Hopefully this article has given you an idea as to just how exhaustive a search wsprd performs. It performs analysis in both the time and frequency domain. It accounts for frequency shift, frequency drift, and time shift. It subtracts large signals to make smaller signals more noticable and finally it performs multiple passes of all these techniques to get the most decodes possible.

From the appearance of the code it’s gone through several modifications over time to improve its decode rate. It’s also worth noting that there is also a significant quantity of code designed to collect performance metrics. It’s obvious that the authors have put in a lot of time to make this a great WSPR decoder and what is more they made the source code available so everyone can learn from it. I’d like to thank them for their hard work.

1. The Makefile for wsprd is actually pretty simple and it could probably be compiled out-of-tree with minimal effort. I wanted to make sure my development environment was exactly like the way WSJT-X specified just in case.

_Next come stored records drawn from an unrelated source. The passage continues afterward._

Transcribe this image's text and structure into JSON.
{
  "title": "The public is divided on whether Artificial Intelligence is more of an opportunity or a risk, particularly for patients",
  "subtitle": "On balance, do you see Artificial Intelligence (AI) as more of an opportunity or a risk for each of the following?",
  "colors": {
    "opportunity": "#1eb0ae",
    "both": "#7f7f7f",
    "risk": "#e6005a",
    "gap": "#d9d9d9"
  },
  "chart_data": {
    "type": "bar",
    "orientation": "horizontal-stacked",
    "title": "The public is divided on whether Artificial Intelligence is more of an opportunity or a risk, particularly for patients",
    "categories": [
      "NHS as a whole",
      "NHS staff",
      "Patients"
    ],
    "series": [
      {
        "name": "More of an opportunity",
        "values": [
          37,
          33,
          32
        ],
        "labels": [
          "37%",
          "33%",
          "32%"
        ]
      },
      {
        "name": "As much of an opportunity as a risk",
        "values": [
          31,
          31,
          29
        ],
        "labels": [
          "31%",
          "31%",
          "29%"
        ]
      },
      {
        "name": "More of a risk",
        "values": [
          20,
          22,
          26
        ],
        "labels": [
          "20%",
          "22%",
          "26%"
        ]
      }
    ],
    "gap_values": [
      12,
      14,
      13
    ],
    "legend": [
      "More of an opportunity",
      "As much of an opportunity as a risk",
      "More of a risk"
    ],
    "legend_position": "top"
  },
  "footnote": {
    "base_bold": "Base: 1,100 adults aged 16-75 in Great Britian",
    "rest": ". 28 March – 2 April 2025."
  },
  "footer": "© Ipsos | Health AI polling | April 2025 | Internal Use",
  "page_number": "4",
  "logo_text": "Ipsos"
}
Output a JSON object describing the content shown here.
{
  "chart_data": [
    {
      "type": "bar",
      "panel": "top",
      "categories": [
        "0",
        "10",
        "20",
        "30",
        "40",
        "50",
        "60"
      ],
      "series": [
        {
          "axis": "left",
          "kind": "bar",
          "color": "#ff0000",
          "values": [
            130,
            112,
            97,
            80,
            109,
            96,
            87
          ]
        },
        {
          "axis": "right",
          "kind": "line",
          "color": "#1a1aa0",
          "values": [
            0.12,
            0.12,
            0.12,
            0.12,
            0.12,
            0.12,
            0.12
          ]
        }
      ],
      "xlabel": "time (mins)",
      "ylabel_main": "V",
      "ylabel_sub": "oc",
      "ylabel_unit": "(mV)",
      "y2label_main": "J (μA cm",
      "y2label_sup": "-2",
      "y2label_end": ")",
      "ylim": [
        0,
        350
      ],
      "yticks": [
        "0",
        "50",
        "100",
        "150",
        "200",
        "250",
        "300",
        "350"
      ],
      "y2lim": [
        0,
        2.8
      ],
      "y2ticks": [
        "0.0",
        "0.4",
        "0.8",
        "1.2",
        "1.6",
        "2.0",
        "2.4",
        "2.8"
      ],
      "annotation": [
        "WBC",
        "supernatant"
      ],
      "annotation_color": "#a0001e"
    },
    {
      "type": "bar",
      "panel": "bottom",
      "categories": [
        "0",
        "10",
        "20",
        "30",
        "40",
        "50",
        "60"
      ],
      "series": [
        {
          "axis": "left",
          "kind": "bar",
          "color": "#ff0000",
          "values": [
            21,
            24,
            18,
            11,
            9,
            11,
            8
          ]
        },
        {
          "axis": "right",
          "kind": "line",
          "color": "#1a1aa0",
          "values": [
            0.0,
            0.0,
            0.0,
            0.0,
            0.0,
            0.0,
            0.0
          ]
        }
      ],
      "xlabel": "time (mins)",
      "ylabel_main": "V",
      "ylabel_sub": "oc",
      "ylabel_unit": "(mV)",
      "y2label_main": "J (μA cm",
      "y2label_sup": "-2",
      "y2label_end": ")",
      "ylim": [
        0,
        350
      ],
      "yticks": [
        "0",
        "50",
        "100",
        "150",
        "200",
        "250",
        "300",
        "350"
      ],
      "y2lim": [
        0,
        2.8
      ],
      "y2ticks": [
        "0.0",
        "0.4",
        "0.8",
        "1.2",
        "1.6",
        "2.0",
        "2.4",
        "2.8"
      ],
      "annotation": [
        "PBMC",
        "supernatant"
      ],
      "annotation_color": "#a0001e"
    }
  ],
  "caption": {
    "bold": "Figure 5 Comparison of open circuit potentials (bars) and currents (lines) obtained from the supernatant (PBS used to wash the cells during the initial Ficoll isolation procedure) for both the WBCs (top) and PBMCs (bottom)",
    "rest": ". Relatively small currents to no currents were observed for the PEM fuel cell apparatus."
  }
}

2. At the time this article being written, I reached out to the wsjtx-devel team regarding a negative index being used in this logic. The issue was quickly resolved by the team.
3. In Fourier analysis the term coefficients seems to be miserably overloaded. In this instance I’m using it to describe the value we have to multiply our time domain data by in the process of getting frequency domain data. It is not the frequency domain data yet.
4. Thanks Wolfenstein 3D for teaching me how to generate sine and cosines on the fly in a raycasting engine.